Особенно она любила заключительные строки:
Человечество все же богато
Лишь порукой добра круговой!
[1; 402]
Ариадна Сергеевна Эфрон:
Стихи читала не камерно, а как бы на большую аудиторию.
Читала темпераментно, смыслово, без поэтических «подвываний», никогда не опуская (упуская!) концы строк; самое сложное мгновенно прояснялось в ее исполнении.
Читала охотно, доверчиво, по первой просьбе, а то и не дожидаясь ее, сама предлагая: «Хотите, я вам прочту стихи?»
Всю жизнь была велика – и неудовлетворена – ее потребность в читателях, слушателях, в быстром и непосредственном отклике на написанное [1; 144].
Эмилий Львович Миндлин:
Она читала ‹…› твердо и вся отдавшись ритму стихов. Читала, словно ворожбой заговаривала, время от времени встряхивая головой – обычно в конце строфы. В отличие от Мандельштама, читая, не смотрела на слушателя, будто читала для себя одной.
Иногда у нее бывал смущенный, даже как бы виноватый вид, когда она начинала читать, и становился державным после третьей, пятой строки. Последнюю строку она произносила скороговоркой, почти глотая, словно спохватываясь, что долго читает, и спешила поскорее закончить [1; 119].

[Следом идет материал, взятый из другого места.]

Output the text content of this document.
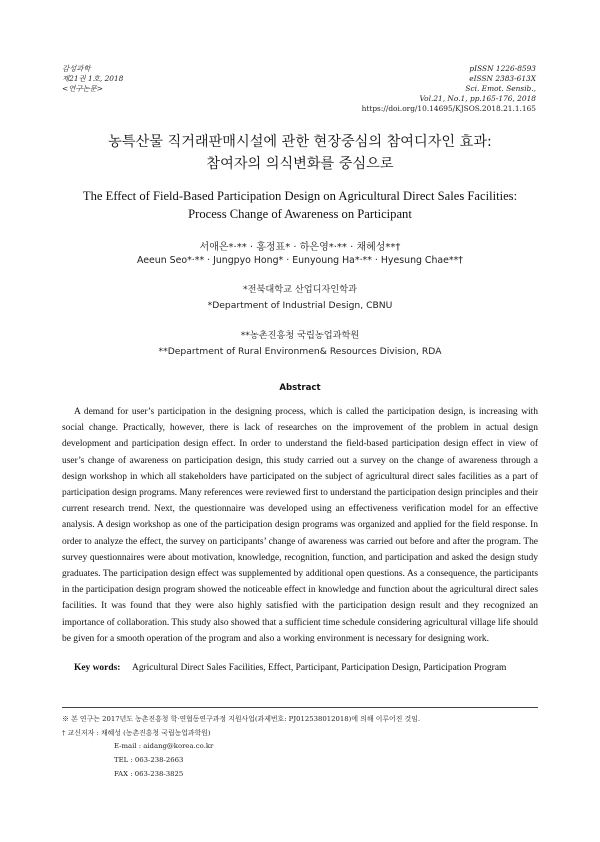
감성과학
제21권 1호, 2018
<연구논문>
pISSN 1226-8593
eISSN 2383-613X
Sci. Emot. Sensib.,
Vol.21, No.1, pp.165-176, 2018
https://doi.org/10.14695/KJSOS.2018.21.1.165
농특산물 직거래판매시설에 관한 현장중심의 참여디자인 효과:
참여자의 의식변화를 중심으로
The Effect of Field-Based Participation Design on Agricultural Direct Sales Facilities:
Process Change of Awareness on Participant
서애은*·** · 홍정표* · 하은영*·** · 채혜성**†
Aeeun Seo*·** · Jungpyo Hong* · Eunyoung Ha*·** · Hyesung Chae**†
*전북대학교 산업디자인학과
*Department of Industrial Design, CBNU
**농촌진흥청 국립농업과학원
**Department of Rural Environmen& Resources Division, RDA
Abstract
A demand for user’s participation in the designing process, which is called the participation design, is increasing with social change. Practically, however, there is lack of researches on the improvement of the problem in actual design development and participation design effect. In order to understand the field-based participation design effect in view of user’s change of awareness on participation design, this study carried out a survey on the change of awareness through a design workshop in which all stakeholders have participated on the subject of agricultural direct sales facilities as a part of participation design programs. Many references were reviewed first to understand the participation design principles and their current research trend. Next, the questionnaire was developed using an effectiveness verification model for an effective analysis. A design workshop as one of the participation design programs was organized and applied for the field response. In order to analyze the effect, the survey on participants’ change of awareness was carried out before and after the program. The survey questionnaires were about motivation, knowledge, recognition, function, and participation and asked the design study graduates. The participation design effect was supplemented by additional open questions. As a consequence, the participants in the participation design program showed the noticeable effect in knowledge and function about the agricultural direct sales facilities. It was found that they were also highly satisfied with the participation design result and they recognized an importance of collaboration. This study also showed that a sufficient time schedule considering agricultural village life should be given for a smooth operation of the program and also a working environment is necessary for designing work.
Key words: Agricultural Direct Sales Facilities, Effect, Participant, Participation Design, Participation Program
※ 본 연구는 2017년도 농촌진흥청 학·연협동연구과정 지원사업(과제번호: PJ012538012018)에 의해 이루어진 것임.
† 교신저자 : 채혜성 (농촌진흥청 국립농업과학원)
E-mail : aidang@korea.co.kr
TEL : 063-238-2663
FAX : 063-238-3825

Семен Израилевич Липкин (1911–2003), поэт, переводчик, мемуарист:
Читала Марина Ивановна наизусть. Читала просто, без каданса, голос свежий, прелестный, чисто московский, но мне показалось, что как-то резко, отрывисто произносила строки, нарочито подчеркивая их отстраненность от привычной стиховой музыкальности [1; 499].
Марина Ивановна Цветаева:
Люди театра не переносят моего чтения стихов: «Вы их губите!» Не понимают они, коробейники строк и чувств, что дело актера и поэта – разное. Дело поэта: вскрыв – скрыть. Голос для него броня, личина. Вне покрова голоса – он гол. Поэт всегда заметает следы. Голос поэта – водой – тушит пожар (строк). Поэт не может декламировать: стыдно и оскорбительно. Поэт – уединенный, подмостки для него – позорный столб. Преподносить свои стихи голосом (наисовершеннейшим из проводов!), использовать Психею для успеха?! Достаточно с меня великой сделки записывания и печатания!
– Я не импресарио собственного позора! [6; 519]
Ариадна Сергеевна Эфрон. Из письма П. Г. Антокольскому. 13 марта 1963 г.:
С одинаковой взыскательностью относилась к переводам и у сильных и слабых поэтов. К последним еще взыскательнее, ибо задача труднее. ‹…›
У меня хранится много ее переводов; громадное количество черновиков – свидетелей громадной работы в глубину, не по поверхности [17; 275].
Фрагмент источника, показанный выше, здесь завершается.